Google Responds to SanFran Wi-Fi Privacy Concerns

Google has responded to some of the privacy concerns with their proposed municipal wi-fi network for the city of San Francisco. In a letter [PDF] sent to the City, they defend requiring a Google Account to access the network, as well as their proposed data collection and retention practices.

Currently, I’m swamped with other obligations, but a quick read of the letter revealed this statement:

Choice. Google WiFi users will enjoy a range of choices with respect to their Google WiFI account information. They may create and use different Google Accounts to access the network or separate Google services, such as Gmail.

This statement is ambiguous about whether a user can log into the WiFi system with one Google Account, but then use a different Google Account in order to check their Gmail, perform web searches, and so on. Are they suggesting users manage multiple Google Accounts depending on how they access the web? That is quite unwieldy. If I want to check my Gmail account via the WiFI network, I have to use the Google Account associated with that Gmail account.

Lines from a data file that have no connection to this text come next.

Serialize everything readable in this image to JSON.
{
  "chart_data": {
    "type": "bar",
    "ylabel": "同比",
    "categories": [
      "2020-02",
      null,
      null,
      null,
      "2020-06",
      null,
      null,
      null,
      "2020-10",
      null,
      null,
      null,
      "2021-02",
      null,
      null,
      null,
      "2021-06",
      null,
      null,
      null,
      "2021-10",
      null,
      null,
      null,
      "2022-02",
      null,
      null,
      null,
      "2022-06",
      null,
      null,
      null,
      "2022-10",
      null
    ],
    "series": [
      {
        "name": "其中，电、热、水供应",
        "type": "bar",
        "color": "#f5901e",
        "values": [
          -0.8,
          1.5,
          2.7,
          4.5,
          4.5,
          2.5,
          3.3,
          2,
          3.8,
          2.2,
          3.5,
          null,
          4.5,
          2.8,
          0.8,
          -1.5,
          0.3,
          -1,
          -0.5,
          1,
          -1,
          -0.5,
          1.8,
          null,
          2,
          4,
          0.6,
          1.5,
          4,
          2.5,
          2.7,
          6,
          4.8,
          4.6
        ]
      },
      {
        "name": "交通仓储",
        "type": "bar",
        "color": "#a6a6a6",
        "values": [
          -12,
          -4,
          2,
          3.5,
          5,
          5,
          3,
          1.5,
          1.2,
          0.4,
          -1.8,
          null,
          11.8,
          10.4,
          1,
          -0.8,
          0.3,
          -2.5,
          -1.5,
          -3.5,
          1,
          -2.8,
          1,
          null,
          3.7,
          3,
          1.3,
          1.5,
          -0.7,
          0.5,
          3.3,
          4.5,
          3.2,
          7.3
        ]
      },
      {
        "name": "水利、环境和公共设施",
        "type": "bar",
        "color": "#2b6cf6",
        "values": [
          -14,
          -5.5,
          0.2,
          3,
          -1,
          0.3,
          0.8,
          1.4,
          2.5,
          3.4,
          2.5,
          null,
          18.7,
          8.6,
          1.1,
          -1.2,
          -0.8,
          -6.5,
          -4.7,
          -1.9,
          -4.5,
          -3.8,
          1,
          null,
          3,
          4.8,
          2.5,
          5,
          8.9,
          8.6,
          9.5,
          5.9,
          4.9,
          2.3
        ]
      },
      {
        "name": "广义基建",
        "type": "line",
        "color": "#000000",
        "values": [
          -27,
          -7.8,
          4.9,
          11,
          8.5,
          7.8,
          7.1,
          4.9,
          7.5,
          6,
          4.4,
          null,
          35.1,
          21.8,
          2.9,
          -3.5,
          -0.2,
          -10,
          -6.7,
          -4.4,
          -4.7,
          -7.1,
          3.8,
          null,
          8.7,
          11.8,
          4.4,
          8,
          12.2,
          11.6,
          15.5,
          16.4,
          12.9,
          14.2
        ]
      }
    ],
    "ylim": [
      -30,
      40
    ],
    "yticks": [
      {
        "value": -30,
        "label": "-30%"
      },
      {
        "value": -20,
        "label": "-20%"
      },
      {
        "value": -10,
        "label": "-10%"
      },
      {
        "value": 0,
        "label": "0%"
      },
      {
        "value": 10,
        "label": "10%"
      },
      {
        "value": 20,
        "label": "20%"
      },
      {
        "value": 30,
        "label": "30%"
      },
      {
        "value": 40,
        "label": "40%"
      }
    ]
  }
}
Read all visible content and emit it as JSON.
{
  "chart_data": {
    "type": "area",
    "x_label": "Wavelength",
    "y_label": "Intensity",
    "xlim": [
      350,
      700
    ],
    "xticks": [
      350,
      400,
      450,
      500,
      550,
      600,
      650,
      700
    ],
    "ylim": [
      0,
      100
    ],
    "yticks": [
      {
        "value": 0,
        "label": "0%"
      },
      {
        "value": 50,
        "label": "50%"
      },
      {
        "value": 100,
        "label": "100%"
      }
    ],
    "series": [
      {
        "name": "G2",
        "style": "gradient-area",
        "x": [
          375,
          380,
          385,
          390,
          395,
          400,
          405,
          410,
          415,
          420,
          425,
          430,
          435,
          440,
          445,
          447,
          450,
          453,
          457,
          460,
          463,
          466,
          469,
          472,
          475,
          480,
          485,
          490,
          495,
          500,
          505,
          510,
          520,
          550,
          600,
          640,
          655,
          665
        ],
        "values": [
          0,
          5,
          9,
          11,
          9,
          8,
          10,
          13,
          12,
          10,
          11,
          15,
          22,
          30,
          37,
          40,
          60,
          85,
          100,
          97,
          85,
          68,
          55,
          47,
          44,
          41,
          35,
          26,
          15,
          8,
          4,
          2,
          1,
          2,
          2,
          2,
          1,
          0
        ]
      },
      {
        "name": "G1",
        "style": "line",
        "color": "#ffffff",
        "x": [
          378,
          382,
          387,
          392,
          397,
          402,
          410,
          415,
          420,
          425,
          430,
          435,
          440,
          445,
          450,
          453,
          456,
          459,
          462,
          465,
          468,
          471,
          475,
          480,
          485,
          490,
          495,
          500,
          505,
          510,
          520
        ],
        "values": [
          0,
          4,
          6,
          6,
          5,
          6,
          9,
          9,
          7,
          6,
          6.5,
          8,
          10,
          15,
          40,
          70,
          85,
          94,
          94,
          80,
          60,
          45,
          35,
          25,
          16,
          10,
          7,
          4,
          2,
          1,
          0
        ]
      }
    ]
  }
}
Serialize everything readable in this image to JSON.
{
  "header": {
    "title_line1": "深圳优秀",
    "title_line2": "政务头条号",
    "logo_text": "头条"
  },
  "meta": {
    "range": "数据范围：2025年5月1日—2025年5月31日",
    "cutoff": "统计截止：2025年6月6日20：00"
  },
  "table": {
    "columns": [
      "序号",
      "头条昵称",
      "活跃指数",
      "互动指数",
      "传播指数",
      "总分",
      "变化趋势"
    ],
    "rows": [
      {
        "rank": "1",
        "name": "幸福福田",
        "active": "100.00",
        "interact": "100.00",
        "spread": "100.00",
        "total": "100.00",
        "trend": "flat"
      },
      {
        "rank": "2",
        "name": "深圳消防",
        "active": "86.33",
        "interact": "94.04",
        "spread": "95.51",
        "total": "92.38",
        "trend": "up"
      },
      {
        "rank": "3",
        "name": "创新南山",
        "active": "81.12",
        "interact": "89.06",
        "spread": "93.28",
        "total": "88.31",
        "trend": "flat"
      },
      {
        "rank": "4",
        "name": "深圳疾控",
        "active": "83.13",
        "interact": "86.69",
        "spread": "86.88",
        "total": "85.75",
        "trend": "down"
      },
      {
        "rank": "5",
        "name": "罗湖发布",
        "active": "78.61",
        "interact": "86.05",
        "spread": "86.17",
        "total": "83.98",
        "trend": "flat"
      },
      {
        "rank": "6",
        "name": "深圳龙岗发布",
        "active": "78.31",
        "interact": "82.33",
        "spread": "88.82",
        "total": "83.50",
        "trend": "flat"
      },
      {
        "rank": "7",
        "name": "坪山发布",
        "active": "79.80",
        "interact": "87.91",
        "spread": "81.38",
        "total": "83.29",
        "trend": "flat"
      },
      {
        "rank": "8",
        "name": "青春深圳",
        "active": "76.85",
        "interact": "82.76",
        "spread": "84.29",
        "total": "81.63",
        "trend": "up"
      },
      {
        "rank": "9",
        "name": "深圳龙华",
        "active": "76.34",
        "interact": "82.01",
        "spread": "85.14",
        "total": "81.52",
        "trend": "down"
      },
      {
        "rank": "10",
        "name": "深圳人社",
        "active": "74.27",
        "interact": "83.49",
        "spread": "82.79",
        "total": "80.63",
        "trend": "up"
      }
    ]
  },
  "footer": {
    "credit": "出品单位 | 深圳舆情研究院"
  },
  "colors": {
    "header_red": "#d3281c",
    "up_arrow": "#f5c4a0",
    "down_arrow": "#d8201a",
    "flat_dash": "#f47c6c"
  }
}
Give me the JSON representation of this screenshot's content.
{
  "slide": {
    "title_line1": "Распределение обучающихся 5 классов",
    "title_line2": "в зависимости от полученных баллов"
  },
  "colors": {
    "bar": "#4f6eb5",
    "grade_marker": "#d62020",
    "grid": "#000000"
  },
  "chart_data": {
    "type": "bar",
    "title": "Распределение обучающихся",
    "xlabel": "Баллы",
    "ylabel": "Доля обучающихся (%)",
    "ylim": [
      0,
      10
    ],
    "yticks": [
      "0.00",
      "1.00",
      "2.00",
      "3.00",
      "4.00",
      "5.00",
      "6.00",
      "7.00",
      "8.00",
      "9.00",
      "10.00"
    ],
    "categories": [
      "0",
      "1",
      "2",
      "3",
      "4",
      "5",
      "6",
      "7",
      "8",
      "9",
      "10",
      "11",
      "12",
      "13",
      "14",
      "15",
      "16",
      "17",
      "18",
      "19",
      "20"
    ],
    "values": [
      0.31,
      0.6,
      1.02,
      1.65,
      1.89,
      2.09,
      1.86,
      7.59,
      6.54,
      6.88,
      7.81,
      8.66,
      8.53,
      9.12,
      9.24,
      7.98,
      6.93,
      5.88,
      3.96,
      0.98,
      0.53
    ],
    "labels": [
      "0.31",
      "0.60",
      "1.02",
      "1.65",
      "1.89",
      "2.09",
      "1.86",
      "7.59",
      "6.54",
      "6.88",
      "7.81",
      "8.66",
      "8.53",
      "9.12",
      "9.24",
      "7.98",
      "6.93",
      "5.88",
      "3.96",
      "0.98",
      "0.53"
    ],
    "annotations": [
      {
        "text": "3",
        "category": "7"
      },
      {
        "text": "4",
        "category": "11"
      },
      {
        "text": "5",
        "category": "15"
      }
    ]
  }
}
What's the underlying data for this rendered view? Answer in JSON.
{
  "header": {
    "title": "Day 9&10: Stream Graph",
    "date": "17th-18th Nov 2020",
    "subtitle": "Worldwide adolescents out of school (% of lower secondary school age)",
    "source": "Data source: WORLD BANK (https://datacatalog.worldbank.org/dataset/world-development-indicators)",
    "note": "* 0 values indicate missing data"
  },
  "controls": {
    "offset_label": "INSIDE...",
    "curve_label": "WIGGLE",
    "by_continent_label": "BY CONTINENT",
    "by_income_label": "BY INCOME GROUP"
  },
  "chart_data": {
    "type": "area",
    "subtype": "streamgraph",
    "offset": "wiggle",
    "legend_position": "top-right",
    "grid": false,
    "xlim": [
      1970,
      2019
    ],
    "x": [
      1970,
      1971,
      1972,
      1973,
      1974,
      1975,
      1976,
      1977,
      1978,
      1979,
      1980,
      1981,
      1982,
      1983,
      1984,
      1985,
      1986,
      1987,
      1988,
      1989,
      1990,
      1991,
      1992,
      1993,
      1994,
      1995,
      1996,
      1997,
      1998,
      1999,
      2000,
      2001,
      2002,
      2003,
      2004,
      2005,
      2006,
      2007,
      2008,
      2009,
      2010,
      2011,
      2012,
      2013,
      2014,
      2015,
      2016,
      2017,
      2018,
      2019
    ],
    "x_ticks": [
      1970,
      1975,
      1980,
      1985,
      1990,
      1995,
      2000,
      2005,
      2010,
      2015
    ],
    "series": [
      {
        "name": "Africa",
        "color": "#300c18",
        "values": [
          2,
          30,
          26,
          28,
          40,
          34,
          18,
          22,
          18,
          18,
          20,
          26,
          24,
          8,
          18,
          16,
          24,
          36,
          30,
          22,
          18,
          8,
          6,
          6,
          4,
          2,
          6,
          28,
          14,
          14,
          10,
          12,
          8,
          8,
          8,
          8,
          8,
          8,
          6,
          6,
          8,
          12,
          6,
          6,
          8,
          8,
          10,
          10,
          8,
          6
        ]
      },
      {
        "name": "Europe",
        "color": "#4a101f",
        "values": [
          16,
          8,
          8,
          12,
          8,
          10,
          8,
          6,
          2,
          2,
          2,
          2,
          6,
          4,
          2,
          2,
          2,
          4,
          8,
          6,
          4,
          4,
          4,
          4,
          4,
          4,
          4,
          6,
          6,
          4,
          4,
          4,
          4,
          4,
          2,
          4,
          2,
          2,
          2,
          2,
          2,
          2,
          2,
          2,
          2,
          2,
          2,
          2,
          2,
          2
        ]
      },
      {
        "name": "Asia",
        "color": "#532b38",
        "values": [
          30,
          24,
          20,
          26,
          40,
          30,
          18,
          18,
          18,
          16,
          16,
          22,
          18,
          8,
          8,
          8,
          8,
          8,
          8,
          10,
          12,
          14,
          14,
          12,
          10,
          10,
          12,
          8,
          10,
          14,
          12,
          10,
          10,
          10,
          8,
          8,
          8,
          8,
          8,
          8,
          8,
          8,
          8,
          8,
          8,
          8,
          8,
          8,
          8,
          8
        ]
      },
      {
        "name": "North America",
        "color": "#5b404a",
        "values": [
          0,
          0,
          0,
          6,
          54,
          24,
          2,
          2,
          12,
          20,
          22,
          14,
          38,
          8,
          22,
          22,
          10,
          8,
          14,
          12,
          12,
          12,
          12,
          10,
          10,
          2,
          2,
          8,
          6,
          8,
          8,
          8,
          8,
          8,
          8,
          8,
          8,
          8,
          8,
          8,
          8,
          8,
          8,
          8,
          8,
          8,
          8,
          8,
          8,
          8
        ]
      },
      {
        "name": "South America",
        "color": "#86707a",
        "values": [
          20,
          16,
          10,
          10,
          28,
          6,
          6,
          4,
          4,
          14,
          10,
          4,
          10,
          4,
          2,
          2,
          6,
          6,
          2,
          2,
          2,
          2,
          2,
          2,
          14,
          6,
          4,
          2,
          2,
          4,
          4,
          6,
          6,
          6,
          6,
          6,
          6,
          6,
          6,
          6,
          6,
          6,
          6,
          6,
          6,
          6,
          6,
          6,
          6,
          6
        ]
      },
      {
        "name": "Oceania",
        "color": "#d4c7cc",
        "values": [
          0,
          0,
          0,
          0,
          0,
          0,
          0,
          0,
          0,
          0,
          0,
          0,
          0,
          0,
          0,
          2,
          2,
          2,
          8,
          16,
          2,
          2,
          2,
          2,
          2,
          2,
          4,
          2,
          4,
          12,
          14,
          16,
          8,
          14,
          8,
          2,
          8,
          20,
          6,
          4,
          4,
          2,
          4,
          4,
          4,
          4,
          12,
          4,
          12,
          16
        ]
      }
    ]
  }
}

More importantly, Google still hasn’t explained why a Google Account itself is even necessary to use the system. By setting up a Google Account, users are automatically enrolled in a multitude of other data-collection services within Google’s suite of products, including the collection of search histories. Using a Google Account reduces Google’s reliance on tracking a users IP address for the collection of usage statistics – all data can be easily correlated to the Google Account.

Rather than creating a unique account system for the WiFi system, Google has ensured that all WiFi users create Google Accounts and become part of their widening infrastructure for the collection of online browsing habits.